The city revoked the liquor license for the Bottled Blonde, the controversial River North bar and restaurant, but an appeal filed by the establishment will let it continue to operate for the time being.

Rosa Escareno, commissioner of the city’s Department of Business Affairs and Consumer Protection, opted to revoke the license earlier this week, according to a department spokesperson.

Since the Bottled Blonde appealed the decision, it will be allowed to stay open until the appeals process concludes. There is no timeframe yet for the appeals process.

Messages left with Nick Ftikas, the attorney representing the Bottled Blonde, were not returned Wednesday.

According to the Business Affairs and Consumer Protection, “The dispute now goes before the License Appeal Commission (LAC) which can uphold all or some of the findings, or overturn the revocation order.”

However, if the Bottled Blonde disagrees with whatever the commission decides, the establishment can also appeal to the Cook County Circuit Court.

Since opening in 2015 at 504 N. Wells St., the restaurant has drawn the ire of neighbors complaining of loud music being played into the wee hours, as well as drunken patrons fighting and urinating in alleys.

City inspectors agreed with residents last year that Bottled Blonde was operating more like a nightclub than as the pizzeria it had a license for, according to records from the city’s Department of Business Affairs and Consumer Protection.

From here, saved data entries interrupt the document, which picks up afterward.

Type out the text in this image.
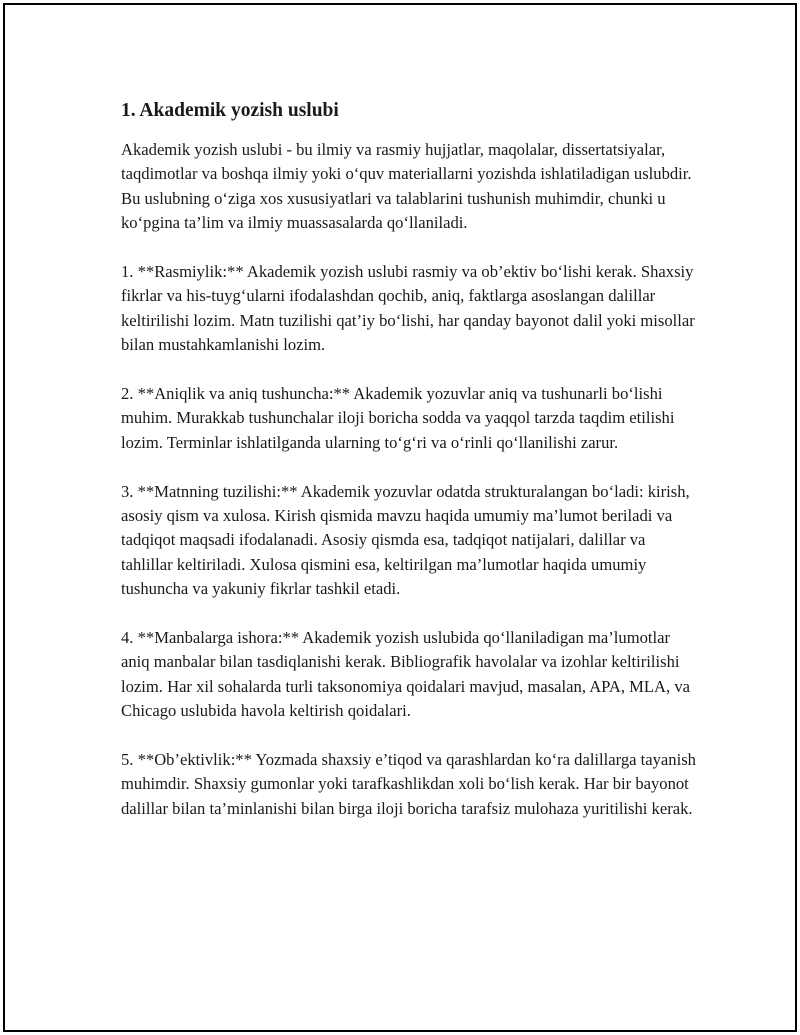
1. Akademik yozish uslubi

Akademik yozish uslubi - bu ilmiy va rasmiy hujjatlar, maqolalar, dissertatsiyalar, taqdimotlar va boshqa ilmiy yoki o‘quv materiallarni yozishda ishlatiladigan uslubdir. Bu uslubning o‘ziga xos xususiyatlari va talablarini tushunish muhimdir, chunki u ko‘pgina ta’lim va ilmiy muassasalarda qo‘llaniladi.

1. **Rasmiylik:** Akademik yozish uslubi rasmiy va ob’ektiv bo‘lishi kerak. Shaxsiy fikrlar va his-tuyg‘ularni ifodalashdan qochib, aniq, faktlarga asoslangan dalillar keltirilishi lozim. Matn tuzilishi qat’iy bo‘lishi, har qanday bayonot dalil yoki misollar bilan mustahkamlanishi lozim.

2. **Aniqlik va aniq tushuncha:** Akademik yozuvlar aniq va tushunarli bo‘lishi muhim. Murakkab tushunchalar iloji boricha sodda va yaqqol tarzda taqdim etilishi lozim. Terminlar ishlatilganda ularning to‘g‘ri va o‘rinli qo‘llanilishi zarur.

3. **Matnning tuzilishi:** Akademik yozuvlar odatda strukturalangan bo‘ladi: kirish, asosiy qism va xulosa. Kirish qismida mavzu haqida umumiy ma’lumot beriladi va tadqiqot maqsadi ifodalanadi. Asosiy qismda esa, tadqiqot natijalari, dalillar va tahlillar keltiriladi. Xulosa qismini esa, keltirilgan ma’lumotlar haqida umumiy tushuncha va yakuniy fikrlar tashkil etadi.

4. **Manbalarga ishora:** Akademik yozish uslubida qo‘llaniladigan ma’lumotlar aniq manbalar bilan tasdiqlanishi kerak. Bibliografik havolalar va izohlar keltirilishi lozim. Har xil sohalarda turli taksonomiya qoidalari mavjud, masalan, APA, MLA, va Chicago uslubida havola keltirish qoidalari.

5. **Ob’ektivlik:** Yozmada shaxsiy e’tiqod va qarashlardan ko‘ra dalillarga tayanish muhimdir. Shaxsiy gumonlar yoki tarafkashlikdan xoli bo‘lish kerak. Har bir bayonot dalillar bilan ta’minlanishi bilan birga iloji boricha tarafsiz mulohaza yuritilishi kerak.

The restaurant was allowed to stay open only by agreeing to clean up its act with a “revised liquor license plan of operation,” promising to put up more trash cans, keep the sidewalk clean and limit a single-file line outside to 25 people. In that agreement, city officials emphasized that alcohol sales were to be “only incidental to the food service.”

The restaurant even enlisted the services of former Chicago Police Supt. Garry McCarthy to help tighten up their security plan.

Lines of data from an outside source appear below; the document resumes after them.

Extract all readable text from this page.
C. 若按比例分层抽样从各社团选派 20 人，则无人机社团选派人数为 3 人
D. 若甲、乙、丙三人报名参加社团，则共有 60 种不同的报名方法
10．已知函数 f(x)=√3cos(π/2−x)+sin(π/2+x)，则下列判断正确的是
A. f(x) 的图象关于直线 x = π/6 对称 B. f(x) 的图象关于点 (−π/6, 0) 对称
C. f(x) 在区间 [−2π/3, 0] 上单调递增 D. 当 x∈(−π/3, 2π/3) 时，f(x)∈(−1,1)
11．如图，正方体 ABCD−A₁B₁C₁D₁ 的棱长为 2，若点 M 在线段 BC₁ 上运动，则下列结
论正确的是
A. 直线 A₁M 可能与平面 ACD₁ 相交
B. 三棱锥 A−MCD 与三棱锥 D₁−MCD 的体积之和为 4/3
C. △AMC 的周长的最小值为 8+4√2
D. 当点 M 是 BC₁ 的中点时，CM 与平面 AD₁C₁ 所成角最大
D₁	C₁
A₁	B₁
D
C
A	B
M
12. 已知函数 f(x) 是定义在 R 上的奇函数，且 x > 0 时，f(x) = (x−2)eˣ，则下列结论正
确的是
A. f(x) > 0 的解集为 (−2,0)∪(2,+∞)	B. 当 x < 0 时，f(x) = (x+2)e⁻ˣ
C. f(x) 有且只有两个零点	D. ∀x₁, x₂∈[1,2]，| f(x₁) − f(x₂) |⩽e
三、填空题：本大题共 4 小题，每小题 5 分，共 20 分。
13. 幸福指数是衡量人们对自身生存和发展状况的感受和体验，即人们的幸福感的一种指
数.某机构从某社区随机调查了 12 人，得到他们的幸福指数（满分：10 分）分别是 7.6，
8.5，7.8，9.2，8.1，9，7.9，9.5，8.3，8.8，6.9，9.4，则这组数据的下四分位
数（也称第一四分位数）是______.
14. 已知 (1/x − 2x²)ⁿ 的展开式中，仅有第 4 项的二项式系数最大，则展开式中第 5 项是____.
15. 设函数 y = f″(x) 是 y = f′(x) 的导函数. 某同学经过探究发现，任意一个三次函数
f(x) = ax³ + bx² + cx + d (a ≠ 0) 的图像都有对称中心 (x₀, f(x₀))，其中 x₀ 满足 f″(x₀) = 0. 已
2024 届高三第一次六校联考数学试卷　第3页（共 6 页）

But in May, city investigators determined once again that the Bottled Blonde was still running primarily as a bar, leading to the new round of disciplinary hearings.

Last month, attorneys for the city argued “all we have here” is bad behavior from the Bottled Blonde and that the business fudged the numbers to show most of their profits didn’t come from alcohol sales.

Ftikas, argued that the numbers weren’t fudged — merely clarified. Also, Ftikas said, the city’s contention that the business has diminished the quality of the neighborhood is “purely circumstantial.”